Series

Directed by Alan Smithee #6: The Line of Action

A series of musings on movies, memories, and storytelling.

by Cassie Hayes, Fiction Editor

Movies manipulate time. Real time seems to freeze and hang suspended until the final credits, when you stumble out of the darkness and wander around the parking lot trying to find your car, the world suddenly hard and huge and real again—too silent and serious compared to the world of light and shadow that you just left. Even the onscreen dramatic time jumps and flashes back and flashes forward, carried along by music, dialogue, and sound effects. Movies let you feel like you cheated time—you stole some back. For an hour and a half or two hours, you experienced a story that would have taken you days, weeks, months, or even years to experience in real life.

Most narratives do this. Hitchcock famously said that drama is life with the dull bits cut out.

One of my favorite movies is Once Upon a Time in the West. As a very quiet and slightly musically-inclined person, my favorite character in that movie is Charles Bronson’s “Harmonica,” so named because he never gives his real name—he is known mainly by the harmonica he carries on a string around his neck and the mournful musical motif that he often plays. The movie is an epic—set in the magnificent mythological American West, where conflicts of good versus evil, tradition versus progress, and man versus man are played out in operatic proportions. I literally have goose bumps by the end of the movie every time I watch it.

Harmonica is on a quest for revenge—he wants to kill Frank, the cruel antagonist played to perfection by somebody who I had always thought exuded kindness and principle, Henry Fonda. Harmonica goes doggedly after Frank with single-minded focus and unrelenting purpose. The wheezing harmonica motif underscores this determination, this desire for revenge burning inside of a man who seems so cool and collected on the outside.

That sense of grit is romanticized. It reminds me of my dad as a high school freshman going out for football and breaking both wrists on the first day of practice, then going out again as a sophomore and breaking both wrists on the first day AGAIN.

It reminds me of me as a girl going to the week-long softball camp hosted by the Waxahachie High School softball program every summer, and every summer getting sick, turning ghost-white and getting lightheaded and dizzy, the coach always hosing me off, giving me a popsicle, and calling my parents. Every. Single. Summer.

Grit? Maybe. Also, more likely, just being a stubborn idiot.

Stories can get you out of the rut your life is in. Stories can allow you to let go of the stubborn memories of the past and move on. Stories can change your heart, your mind, and your very soul.

Storytelling isn’t self-help therapy any more than listening to stories is. Whether you’re writing, reading, watching a movie, or making a movie, even though you’re probing the mess you are—displaying your dysfunction—you’re also crafting a narrative, manipulating time and facts, and putting on a new identity. You’re rediscovering the world and inviting others to join you in your rediscovery. It’s a craft, it’s a calling, and it’s hard work.
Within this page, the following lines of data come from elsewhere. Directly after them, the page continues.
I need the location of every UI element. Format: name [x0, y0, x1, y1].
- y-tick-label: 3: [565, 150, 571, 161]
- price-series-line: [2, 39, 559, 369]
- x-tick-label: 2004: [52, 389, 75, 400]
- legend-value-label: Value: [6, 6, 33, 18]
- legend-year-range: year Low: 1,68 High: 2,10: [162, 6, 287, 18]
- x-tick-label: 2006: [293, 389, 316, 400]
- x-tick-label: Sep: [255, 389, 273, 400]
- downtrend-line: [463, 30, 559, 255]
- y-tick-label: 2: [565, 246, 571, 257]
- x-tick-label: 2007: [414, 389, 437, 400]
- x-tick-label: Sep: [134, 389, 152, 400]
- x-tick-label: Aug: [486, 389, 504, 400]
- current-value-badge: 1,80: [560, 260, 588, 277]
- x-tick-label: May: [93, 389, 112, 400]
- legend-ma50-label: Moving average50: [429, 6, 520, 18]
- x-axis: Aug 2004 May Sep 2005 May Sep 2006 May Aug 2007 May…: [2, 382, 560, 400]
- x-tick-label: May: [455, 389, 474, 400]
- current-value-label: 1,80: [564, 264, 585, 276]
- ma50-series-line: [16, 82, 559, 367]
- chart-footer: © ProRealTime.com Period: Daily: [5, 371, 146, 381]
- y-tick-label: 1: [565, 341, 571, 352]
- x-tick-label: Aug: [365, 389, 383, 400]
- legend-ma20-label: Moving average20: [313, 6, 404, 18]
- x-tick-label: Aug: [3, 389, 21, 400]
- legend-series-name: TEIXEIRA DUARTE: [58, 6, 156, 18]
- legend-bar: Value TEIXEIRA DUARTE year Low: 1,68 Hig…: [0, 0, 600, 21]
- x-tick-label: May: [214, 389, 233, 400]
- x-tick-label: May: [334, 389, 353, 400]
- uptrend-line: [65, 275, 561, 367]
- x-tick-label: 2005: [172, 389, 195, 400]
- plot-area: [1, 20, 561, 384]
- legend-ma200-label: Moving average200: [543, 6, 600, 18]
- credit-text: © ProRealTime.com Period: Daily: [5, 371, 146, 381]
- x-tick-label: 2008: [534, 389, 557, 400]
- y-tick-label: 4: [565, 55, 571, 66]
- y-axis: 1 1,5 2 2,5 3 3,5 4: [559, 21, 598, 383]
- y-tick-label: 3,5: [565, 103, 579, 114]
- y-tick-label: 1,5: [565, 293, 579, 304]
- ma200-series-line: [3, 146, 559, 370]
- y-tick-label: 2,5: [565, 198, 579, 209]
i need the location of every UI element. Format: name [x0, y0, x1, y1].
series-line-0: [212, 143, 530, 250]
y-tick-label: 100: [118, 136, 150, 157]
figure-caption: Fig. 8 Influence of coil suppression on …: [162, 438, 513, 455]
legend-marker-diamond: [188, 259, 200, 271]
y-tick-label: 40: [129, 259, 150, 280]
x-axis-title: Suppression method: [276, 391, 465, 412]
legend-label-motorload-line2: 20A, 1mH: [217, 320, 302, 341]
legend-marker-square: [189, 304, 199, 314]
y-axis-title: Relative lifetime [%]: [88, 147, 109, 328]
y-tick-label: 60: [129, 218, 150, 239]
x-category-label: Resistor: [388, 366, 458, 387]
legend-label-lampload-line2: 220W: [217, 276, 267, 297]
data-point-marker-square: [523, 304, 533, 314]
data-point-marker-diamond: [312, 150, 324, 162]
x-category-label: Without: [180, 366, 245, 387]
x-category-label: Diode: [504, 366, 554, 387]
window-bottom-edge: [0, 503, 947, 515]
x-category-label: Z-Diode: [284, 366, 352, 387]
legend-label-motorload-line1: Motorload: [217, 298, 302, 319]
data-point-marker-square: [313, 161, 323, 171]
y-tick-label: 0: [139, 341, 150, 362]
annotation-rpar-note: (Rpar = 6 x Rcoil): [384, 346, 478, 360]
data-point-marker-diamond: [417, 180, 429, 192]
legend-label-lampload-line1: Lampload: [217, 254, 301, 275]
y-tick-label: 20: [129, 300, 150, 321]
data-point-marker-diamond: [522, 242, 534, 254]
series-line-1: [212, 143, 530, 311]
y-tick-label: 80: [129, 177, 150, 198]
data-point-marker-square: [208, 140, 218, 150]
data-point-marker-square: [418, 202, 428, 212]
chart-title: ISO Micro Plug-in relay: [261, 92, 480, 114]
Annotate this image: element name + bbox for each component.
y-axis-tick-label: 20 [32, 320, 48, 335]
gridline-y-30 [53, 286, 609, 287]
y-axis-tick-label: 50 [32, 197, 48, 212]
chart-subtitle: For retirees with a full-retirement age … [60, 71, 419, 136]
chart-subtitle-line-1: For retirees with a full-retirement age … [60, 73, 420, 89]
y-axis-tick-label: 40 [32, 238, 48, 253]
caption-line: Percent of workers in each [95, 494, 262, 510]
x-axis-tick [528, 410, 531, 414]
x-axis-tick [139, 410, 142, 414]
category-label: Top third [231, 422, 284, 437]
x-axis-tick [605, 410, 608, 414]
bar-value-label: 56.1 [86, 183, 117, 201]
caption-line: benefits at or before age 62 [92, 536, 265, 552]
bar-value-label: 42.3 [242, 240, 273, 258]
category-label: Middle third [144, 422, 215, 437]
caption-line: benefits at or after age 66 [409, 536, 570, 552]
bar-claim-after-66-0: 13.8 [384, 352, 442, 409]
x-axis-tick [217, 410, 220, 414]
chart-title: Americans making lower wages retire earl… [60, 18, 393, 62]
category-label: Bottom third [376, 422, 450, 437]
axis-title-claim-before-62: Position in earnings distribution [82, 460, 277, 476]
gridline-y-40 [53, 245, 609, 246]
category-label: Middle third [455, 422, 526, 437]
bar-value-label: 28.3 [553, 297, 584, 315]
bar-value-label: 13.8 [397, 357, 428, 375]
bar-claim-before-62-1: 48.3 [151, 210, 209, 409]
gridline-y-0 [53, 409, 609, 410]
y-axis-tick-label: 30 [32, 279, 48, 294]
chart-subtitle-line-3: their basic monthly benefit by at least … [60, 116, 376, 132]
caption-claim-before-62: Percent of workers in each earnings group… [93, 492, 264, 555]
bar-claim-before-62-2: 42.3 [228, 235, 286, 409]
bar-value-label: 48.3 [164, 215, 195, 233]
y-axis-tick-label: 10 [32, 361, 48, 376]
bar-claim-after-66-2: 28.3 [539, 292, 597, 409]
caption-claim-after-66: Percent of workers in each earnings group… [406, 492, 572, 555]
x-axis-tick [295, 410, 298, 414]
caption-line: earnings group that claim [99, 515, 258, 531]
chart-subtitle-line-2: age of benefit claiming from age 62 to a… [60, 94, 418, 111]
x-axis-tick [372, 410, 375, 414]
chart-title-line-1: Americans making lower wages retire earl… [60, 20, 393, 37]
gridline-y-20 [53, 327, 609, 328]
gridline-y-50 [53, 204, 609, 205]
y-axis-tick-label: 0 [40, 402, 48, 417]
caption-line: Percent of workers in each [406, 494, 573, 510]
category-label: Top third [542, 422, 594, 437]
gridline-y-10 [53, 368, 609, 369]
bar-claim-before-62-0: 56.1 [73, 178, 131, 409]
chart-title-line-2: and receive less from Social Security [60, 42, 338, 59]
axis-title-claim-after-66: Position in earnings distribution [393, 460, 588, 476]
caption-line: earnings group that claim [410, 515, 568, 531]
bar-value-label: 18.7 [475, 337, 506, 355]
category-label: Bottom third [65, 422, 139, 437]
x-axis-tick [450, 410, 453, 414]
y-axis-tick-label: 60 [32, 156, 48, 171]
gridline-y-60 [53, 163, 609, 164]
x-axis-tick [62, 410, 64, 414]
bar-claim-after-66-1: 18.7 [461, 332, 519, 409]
Which brings me to the title of this post: The Line of Action. The almighty “line of action” in movie-making is an imaginary line drawn in front of the camera—you put the camera on one side of the line and don’t cross it, thereby avoiding continuity problems editing. Of course, like most rules, this one gets broken every now and then, but generally it keeps the action or dialogue from being confusing, with random reversals of left and right screen space, when it’s edited together.

Just like with the name “Alan Smithee,” I tie a bunch of meaning to the phrase “the line of action” that isn’t really there and doesn’t have much of anything to do with the concept.
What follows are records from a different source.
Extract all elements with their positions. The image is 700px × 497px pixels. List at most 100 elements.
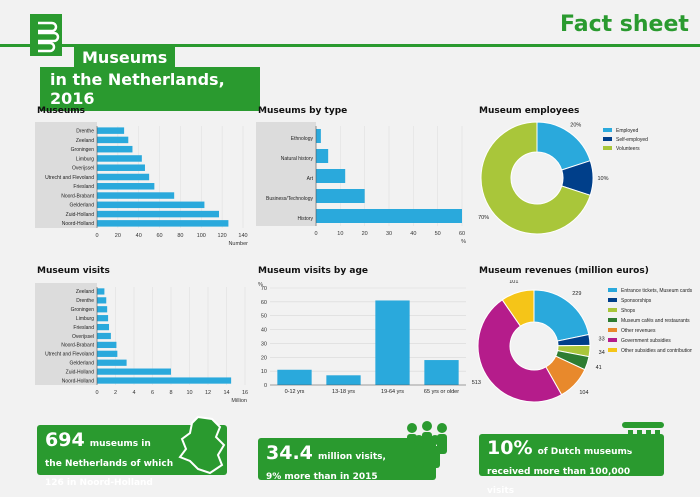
museums-bar-chart: 0 20 40 60 80 100 120 140 Drenthe Zeeland Groninge… (35, 122, 248, 247)
category-label: Gelderland (70, 361, 95, 367)
bar (97, 368, 171, 375)
bar (97, 306, 108, 313)
bar (97, 220, 229, 227)
bar (316, 209, 462, 223)
category-label: 0-12 yrs (285, 389, 305, 395)
slice-value-label: 20% (570, 123, 581, 129)
donut-slice (480, 121, 591, 235)
category-label: Art (307, 176, 314, 182)
bar (97, 192, 175, 199)
category-label: Noord-Brabant (61, 193, 94, 199)
slice-value-label: 513 (472, 380, 481, 386)
tick-label: 0 (314, 231, 317, 237)
visits-bar-chart: 0 2 4 6 8 10 12 14 16 Zeeland Drenthe Groningen Limb… (35, 283, 248, 404)
bar (97, 145, 133, 153)
category-band (35, 283, 97, 385)
donut-slice (533, 289, 590, 342)
category-label: 13-18 yrs (332, 389, 355, 395)
visits-chart-title: Museum visits (37, 266, 110, 276)
tick-label: 40 (410, 231, 416, 237)
category-label: Natural history (281, 156, 314, 162)
age-chart-title: Museum visits by age (258, 266, 368, 276)
tick-label: 4 (132, 390, 135, 396)
category-label: Limburg (76, 316, 94, 322)
topic-title-line2: in the Netherlands, 2016 (40, 67, 260, 111)
tick-label: 100 (197, 233, 206, 239)
category-label: Utrecht and Flevoland (45, 352, 94, 358)
category-label: Zeeland (76, 138, 94, 144)
legend-swatch (608, 328, 617, 332)
bar (277, 369, 312, 385)
type-chart-title: Museums by type (258, 106, 348, 116)
tick-label: 20 (261, 355, 267, 361)
category-label: Friesland (73, 184, 94, 190)
museum-count-text3: 126 in Noord-Holland (45, 478, 153, 488)
bar (97, 332, 111, 340)
tick-label: 10 (337, 231, 343, 237)
tick-label: 40 (261, 328, 267, 334)
legend-label: Entrance tickets, Museum cards (621, 288, 692, 294)
visits-text2: 9% more than in 2015 (266, 472, 378, 482)
slice-value-label: 101 (509, 280, 518, 285)
museum-count-number: 694 (45, 429, 85, 451)
topic-title-line1: Museums (74, 46, 176, 69)
donut-slice (501, 289, 535, 327)
category-label: 65 yrs or older (424, 389, 459, 395)
bar (97, 315, 109, 322)
legend-swatch (608, 318, 617, 322)
tick-label: 80 (177, 233, 183, 239)
category-label: Gelderland (70, 203, 95, 209)
legend-swatch (603, 146, 612, 150)
large-museums-text1: of Dutch museums (537, 447, 633, 457)
tick-label: 20 (115, 233, 121, 239)
visits-stat: 34.4 million visits, 9% more than in 201… (258, 438, 436, 482)
legend-label: Sponsorships (621, 298, 652, 304)
bar (97, 341, 117, 349)
legend-swatch (608, 308, 617, 312)
bar (97, 359, 127, 366)
legend-swatch (603, 128, 612, 132)
page-title: Fact sheet (560, 12, 689, 37)
category-label: Zuid-Holland (66, 212, 95, 218)
tick-label: 50 (435, 231, 441, 237)
bar (316, 169, 346, 183)
legend-label: Self-employed (616, 137, 648, 143)
slice-value-label: 229 (572, 291, 581, 297)
bar (97, 323, 110, 331)
bar (97, 201, 205, 209)
bar (97, 210, 220, 218)
category-label: Drenthe (76, 298, 94, 304)
category-label: Overijssel (72, 334, 94, 340)
bar (97, 350, 118, 357)
legend-label: Other revenues (621, 328, 656, 334)
tick-label: 0 (264, 383, 267, 389)
tick-label: 50 (261, 314, 267, 320)
category-label: Overijssel (72, 166, 94, 172)
category-band (35, 122, 97, 228)
category-label: Zeeland (76, 289, 94, 295)
type-bar-chart: 0 10 20 30 40 50 60 Ethnology Natural history Art… (256, 122, 466, 245)
axis-label: % (461, 239, 466, 245)
category-label: Groningen (71, 147, 95, 153)
legend-swatch (608, 338, 617, 342)
donut-slice (477, 299, 563, 403)
legend-label: Other subsidies and contributions (621, 348, 692, 354)
visits-number: 34.4 (266, 442, 313, 464)
employees-donut-chart: 20% 10% 70% Employed Self-employed Volunteers (478, 121, 648, 235)
museums-chart-title: Museums (37, 106, 85, 116)
large-museums-text2: received more than 100,000 visits (487, 467, 631, 496)
tick-label: 14 (223, 390, 229, 396)
axis-label: Million (231, 398, 247, 404)
tick-label: 10 (186, 390, 192, 396)
visits-text1: million visits, (317, 452, 386, 462)
tick-label: 30 (261, 341, 267, 347)
axis-label: % (258, 282, 263, 288)
bar (97, 127, 125, 134)
tick-label: 60 (459, 231, 465, 237)
column-icon (622, 422, 664, 450)
tick-label: 140 (238, 233, 247, 239)
bar (316, 189, 365, 203)
bar (97, 377, 232, 384)
large-museums-stat: 10% of Dutch museums received more than … (479, 434, 664, 496)
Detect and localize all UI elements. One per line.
The phrase reminds me of the line in the sand drawn by William Travis at the Alamo. The line of ACTION. The phrase gives me the feeling that you’re about to make a choice that you will act on, a choice like the ones often at the climax of a short story, a book chapter, or a movie scene. You will make this choice and you will change because of it. You will cross the line of action, even if it might be confusing. Your life will take on a new trajectory.

Take a look at Arkana. The small literary journal that’s really a tiny bleep on the radar of hundreds of literary journals popping up online. Yes, there’s stubborn grit and passion that keep us going and will keep us going in the future. Yes, there’s the belief that writing and storytelling is more than just therapy—that it’s not for the individual but for the community.

But more than all that, what will keep Arkana, and all literature, alive is a belief in the power of change.

We are small but mighty. Literature here and everywhere is the line of action. Time builds forward like a stone wall separating what was and what could be, but we cross that wall and carve stories out of the stone, beauty out of the boundaries.

Voices out of the silence.

That’s why I love movies, stories, and being part of a literary journal. The world gives you a million examples of dysfunction and hate to turn you bitter, but as long as there are people promoting, creating, and experiencing art then empathy is being shared and there is hope for the future. There is an audience held together by light they can see through the darkness. There is the hush of emotion, the quiet of reflection, and the smell of popcorn.

And the bitterness fades out.


Cassie Hayes is a scribomaniac, film aficionado, and sometime taco-maker from Waxahachie, Texas. She received her bachelor’s from the University of Texas at Arlington and now attends the Arkansas Writers MFA Program. Her work has appeared or is forthcoming in various print and online literary journals.